マーサ・ウェルズ『システム・クラッシュ』東京創元社

System Collapse,2023(中原尚哉訳)

カバーイラスト:安倍吉俊
カバーデザイン:岩郷重力+W.I

 《マーダーボット・シリーズ》は、マーサ・ウェルズの著作の中でもっとも多くの国で紹介され、もっとも高評価(ヒューゴー、ネビュラ、ローカス、星雲賞から日本翻訳大賞まで)を得た作品だろう。TVドラマ化の予定もある。
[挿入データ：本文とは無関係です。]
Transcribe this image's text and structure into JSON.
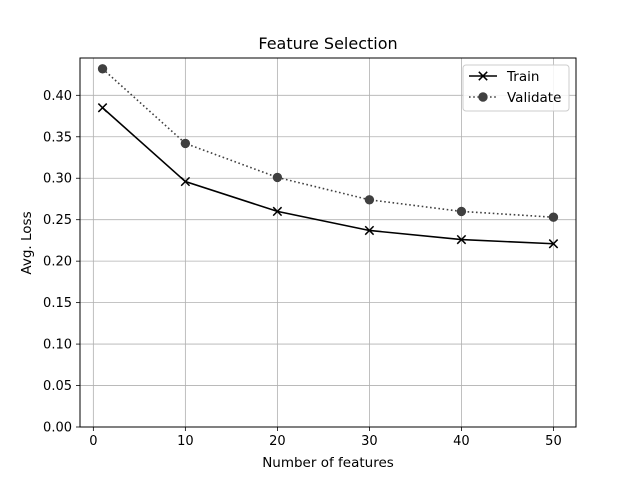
{
  "chart_data": {
    "type": "line",
    "title": "Feature Selection",
    "xlabel": "Number of features",
    "ylabel": "Avg. Loss",
    "xlim": [
      -1.45,
      52.45
    ],
    "ylim": [
      0.0,
      0.445
    ],
    "xticks": [
      0,
      10,
      20,
      30,
      40,
      50
    ],
    "yticks": [
      0.0,
      0.05,
      0.1,
      0.15,
      0.2,
      0.25,
      0.3,
      0.35,
      0.4
    ],
    "xtick_labels": [
      "0",
      "10",
      "20",
      "30",
      "40",
      "50"
    ],
    "ytick_labels": [
      "0.00",
      "0.05",
      "0.10",
      "0.15",
      "0.20",
      "0.25",
      "0.30",
      "0.35",
      "0.40"
    ],
    "grid": true,
    "legend_position": "top-right",
    "x": [
      1,
      10,
      20,
      30,
      40,
      50
    ],
    "series": [
      {
        "name": "Train",
        "values": [
          0.385,
          0.296,
          0.26,
          0.237,
          0.226,
          0.221
        ],
        "color": "#000000",
        "linestyle": "solid",
        "marker": "x"
      },
      {
        "name": "Validate",
        "values": [
          0.432,
          0.342,
          0.301,
          0.274,
          0.26,
          0.253
        ],
        "color": "#404040",
        "linestyle": "dotted",
        "marker": "o"
      }
    ]
  }
}
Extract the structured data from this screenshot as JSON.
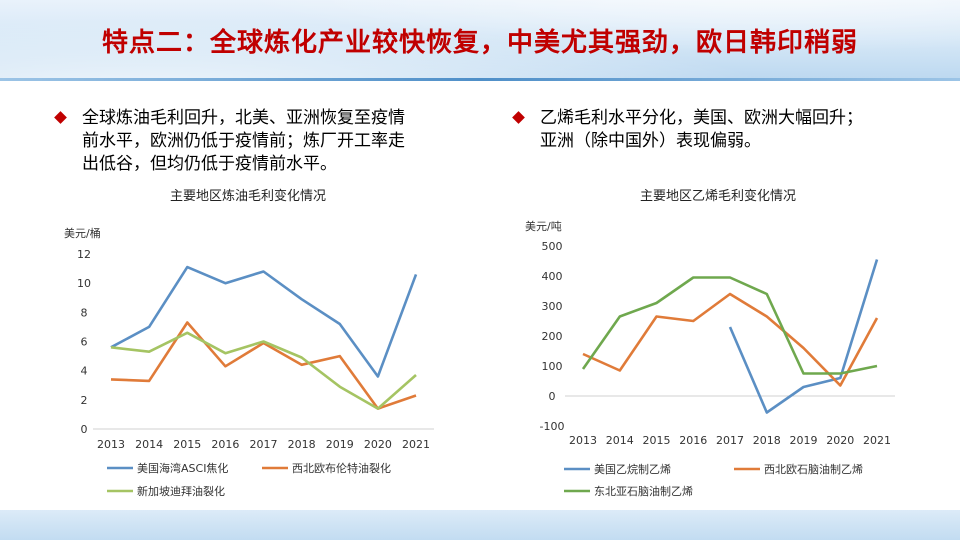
{
  "slide": {
    "title": "特点二：全球炼化产业较快恢复，中美尤其强劲，欧日韩印稍弱",
    "bullet_left": [
      "全球炼油毛利回升，北美、亚洲恢复至疫情",
      "前水平，欧洲仍低于疫情前；炼厂开工率走",
      "出低谷，但均仍低于疫情前水平。"
    ],
    "bullet_right": [
      "乙烯毛利水平分化，美国、欧洲大幅回升；",
      "亚洲（除中国外）表现偏弱。"
    ],
    "colors": {
      "title": "#c00000",
      "bullet": "#c00000"
    }
  },
  "chart_data": [
    {
      "type": "line",
      "title": "主要地区炼油毛利变化情况",
      "ylabel": "美元/桶",
      "xlabel": "",
      "ylim": [
        0,
        12
      ],
      "yticks": [
        0,
        2,
        4,
        6,
        8,
        10,
        12
      ],
      "categories": [
        "2013",
        "2014",
        "2015",
        "2016",
        "2017",
        "2018",
        "2019",
        "2020",
        "2021"
      ],
      "grid": false,
      "legend": "bottom",
      "series": [
        {
          "name": "美国海湾ASCI焦化",
          "color": "#5b8fc4",
          "values": [
            5.6,
            7.0,
            11.1,
            10.0,
            10.8,
            8.9,
            7.2,
            3.6,
            10.6
          ]
        },
        {
          "name": "西北欧布伦特油裂化",
          "color": "#e07b39",
          "values": [
            3.4,
            3.3,
            7.3,
            4.3,
            5.9,
            4.4,
            5.0,
            1.4,
            2.3
          ]
        },
        {
          "name": "新加坡迪拜油裂化",
          "color": "#a5c463",
          "values": [
            5.6,
            5.3,
            6.6,
            5.2,
            6.0,
            4.9,
            2.9,
            1.4,
            3.7
          ]
        }
      ]
    },
    {
      "type": "line",
      "title": "主要地区乙烯毛利变化情况",
      "ylabel": "美元/吨",
      "xlabel": "",
      "ylim": [
        -100,
        500
      ],
      "yticks": [
        -100,
        0,
        100,
        200,
        300,
        400,
        500
      ],
      "categories": [
        "2013",
        "2014",
        "2015",
        "2016",
        "2017",
        "2018",
        "2019",
        "2020",
        "2021"
      ],
      "grid": false,
      "legend": "bottom",
      "series": [
        {
          "name": "美国乙烷制乙烯",
          "color": "#5b8fc4",
          "values": [
            null,
            null,
            null,
            null,
            230,
            -55,
            30,
            60,
            455
          ]
        },
        {
          "name": "西北欧石脑油制乙烯",
          "color": "#e07b39",
          "values": [
            140,
            85,
            265,
            250,
            340,
            265,
            160,
            35,
            260
          ]
        },
        {
          "name": "东北亚石脑油制乙烯",
          "color": "#6fa84e",
          "values": [
            90,
            265,
            310,
            395,
            395,
            340,
            75,
            75,
            100
          ]
        }
      ]
    }
  ]
}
日本での人気は高く、執筆スピードが翻訳に追いつかない状態だ。中編がメインのシリーズなので、原著は6冊の薄い本(といっても私家版ではない。日本では短編も加えて3冊の文庫)にまとめられている。長編は2作、『ネットワーク・エフェクト』(2020)と本書『システム・クラッシュ』である。この2冊は正編(翻訳紹介は2年前)と続編の関係になるが、あらすじが箇条書き(本文を模している)付きで8ページも載っていて、これで十分思い出せるのなら読み返さなくとも問題ない。

 正編での異星遺物による汚染事件からようやく脱したかと思いきや、惑星には別の地域に隠れ住む分離派の入植者たちがいることが分かる。住民を除染のため移住させるにしても、彼らを無視するわけには行かない。大学探査船のシステム(ART)から支援を受けながら、マーダーボットは分離派の拠点を探す。そこは巨大なテラフォームエンジンが、ノイズを垂れ流す(センサー類が無効な)ブラックアウト地帯にあった。
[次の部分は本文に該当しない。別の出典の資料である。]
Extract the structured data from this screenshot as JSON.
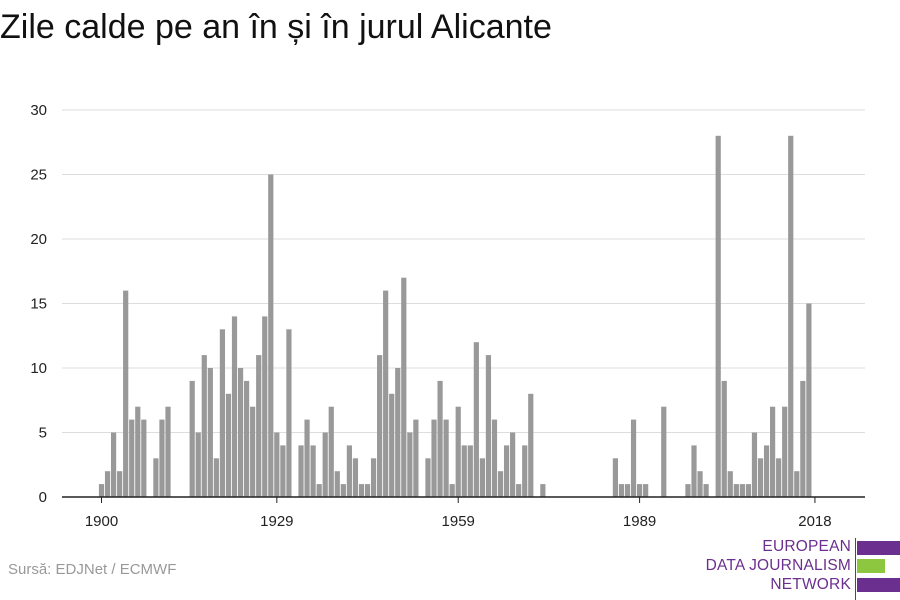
{
  "chart_data": {
    "type": "bar",
    "title": "Zile calde pe an în și în jurul Alicante",
    "xlabel": "",
    "ylabel": "",
    "ylim": [
      0,
      30
    ],
    "yticks": [
      0,
      5,
      10,
      15,
      20,
      25,
      30
    ],
    "xticks": [
      1900,
      1929,
      1959,
      1989,
      2018
    ],
    "x": [
      1900,
      1901,
      1902,
      1903,
      1904,
      1905,
      1906,
      1907,
      1908,
      1909,
      1910,
      1911,
      1912,
      1913,
      1914,
      1915,
      1916,
      1917,
      1918,
      1919,
      1920,
      1921,
      1922,
      1923,
      1924,
      1925,
      1926,
      1927,
      1928,
      1929,
      1930,
      1931,
      1932,
      1933,
      1934,
      1935,
      1936,
      1937,
      1938,
      1939,
      1940,
      1941,
      1942,
      1943,
      1944,
      1945,
      1946,
      1947,
      1948,
      1949,
      1950,
      1951,
      1952,
      1953,
      1954,
      1955,
      1956,
      1957,
      1958,
      1959,
      1960,
      1961,
      1962,
      1963,
      1964,
      1965,
      1966,
      1967,
      1968,
      1969,
      1970,
      1971,
      1972,
      1973,
      1974,
      1975,
      1976,
      1977,
      1978,
      1979,
      1980,
      1981,
      1982,
      1983,
      1984,
      1985,
      1986,
      1987,
      1988,
      1989,
      1990,
      1991,
      1992,
      1993,
      1994,
      1995,
      1996,
      1997,
      1998,
      1999,
      2000,
      2001,
      2002,
      2003,
      2004,
      2005,
      2006,
      2007,
      2008,
      2009,
      2010,
      2011,
      2012,
      2013,
      2014,
      2015,
      2016,
      2017,
      2018,
      2019
    ],
    "values": [
      1,
      2,
      5,
      2,
      16,
      6,
      7,
      6,
      0,
      3,
      6,
      7,
      0,
      0,
      0,
      9,
      5,
      11,
      10,
      3,
      13,
      8,
      14,
      10,
      9,
      7,
      11,
      14,
      25,
      5,
      4,
      13,
      0,
      4,
      6,
      4,
      1,
      5,
      7,
      2,
      1,
      4,
      3,
      1,
      1,
      3,
      11,
      16,
      8,
      10,
      17,
      5,
      6,
      0,
      3,
      6,
      9,
      6,
      1,
      7,
      4,
      4,
      12,
      3,
      11,
      6,
      2,
      4,
      5,
      1,
      4,
      8,
      0,
      1,
      0,
      0,
      0,
      0,
      0,
      0,
      0,
      0,
      0,
      0,
      0,
      3,
      1,
      1,
      6,
      1,
      1,
      0,
      0,
      7,
      0,
      0,
      0,
      1,
      4,
      2,
      1,
      0,
      28,
      9,
      2,
      1,
      1,
      1,
      5,
      3,
      4,
      7,
      3,
      7,
      28,
      2,
      9,
      15,
      0,
      0
    ],
    "color": "#999999",
    "source": "Sursă: EDJNet / ECMWF",
    "logo": {
      "lines": [
        "EUROPEAN",
        "DATA JOURNALISM",
        "NETWORK"
      ],
      "colors": [
        "#6b2f8f",
        "#8dc63f"
      ]
    }
  }
}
 このシリーズ共通のスタイルとして「弊機」による一人称がある。マーダーボットは有機組織を持つハイブリッドロボットのため、超人的な能力を持つ一方で人間的な悩みを抱えてしまう。自由な状態(統御を離れた暴走状態)にありながら、なぜか自分に自信が持てずドラマ視聴だけが楽しみなのだ。ただ、その独白は自虐的ではあっても鬱々とはならず、どこかとぼけたユーモアを感じさせる。しかも、今回はたびたびの障害にもめげず、ちょっとやる気を出す。愚痴部分を【編集済み】で削除する配慮も見せる。心情の変化を味わえて面白い。
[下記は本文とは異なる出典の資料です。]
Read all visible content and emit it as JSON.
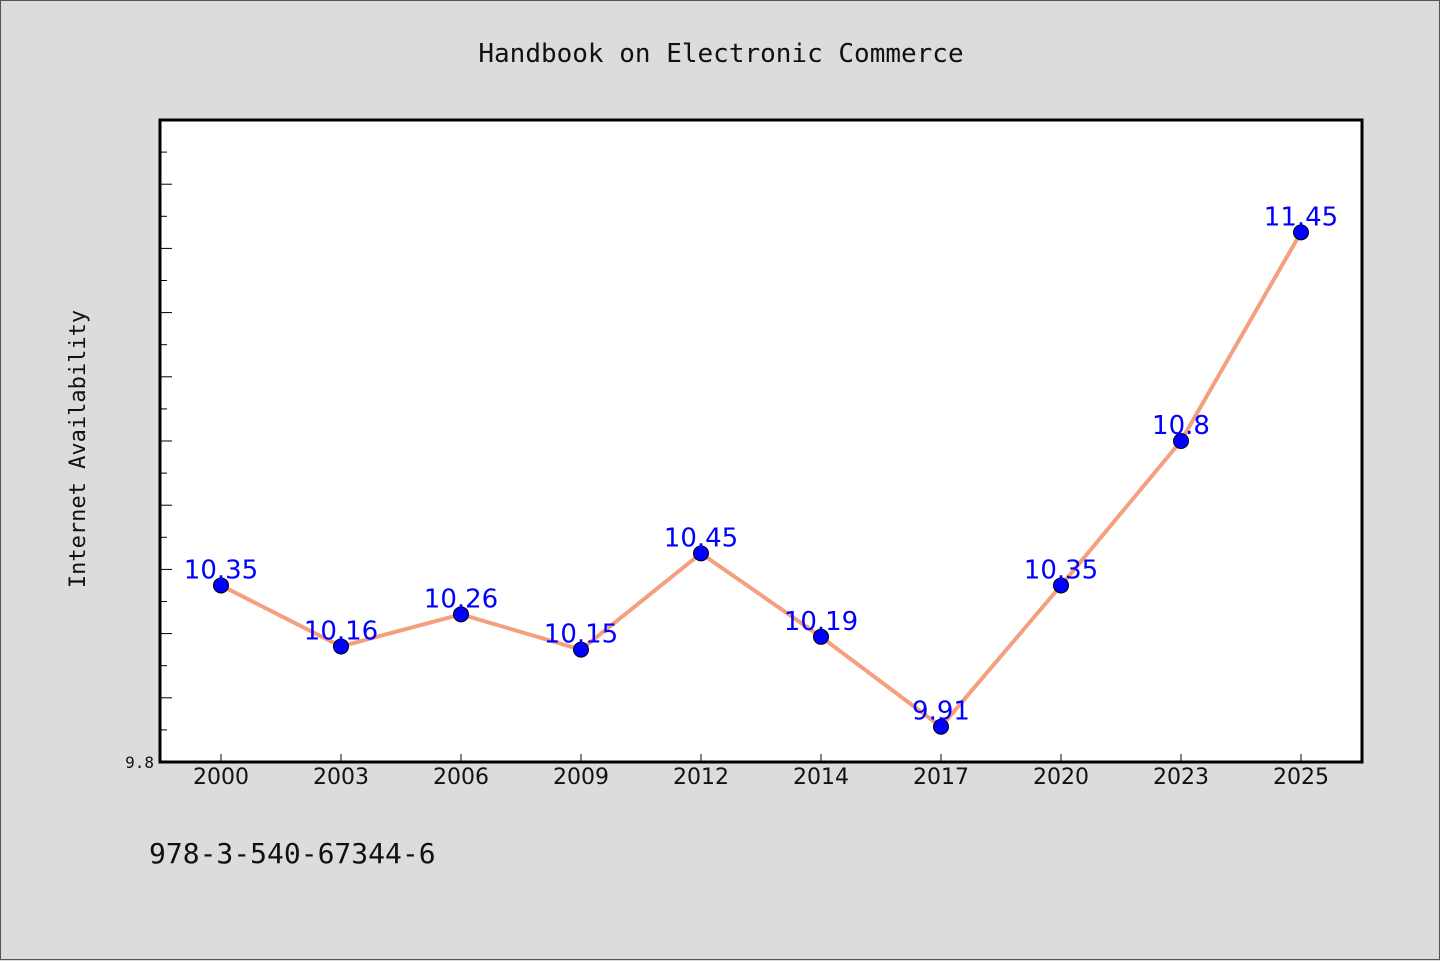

 さて、前作に続いて本書でも敵対する会社(BE社)との紛争が勃発、暗闇(センサーのブラックアウト)での戦いが繰り広げられる。何しろこの時代では会社が敵対的買収をする場合、本当に敵対行為=武力行使をするのだからたちが悪い。前作の設定はそのまま引き継がれているので、戸惑うことなく読み進めることができる。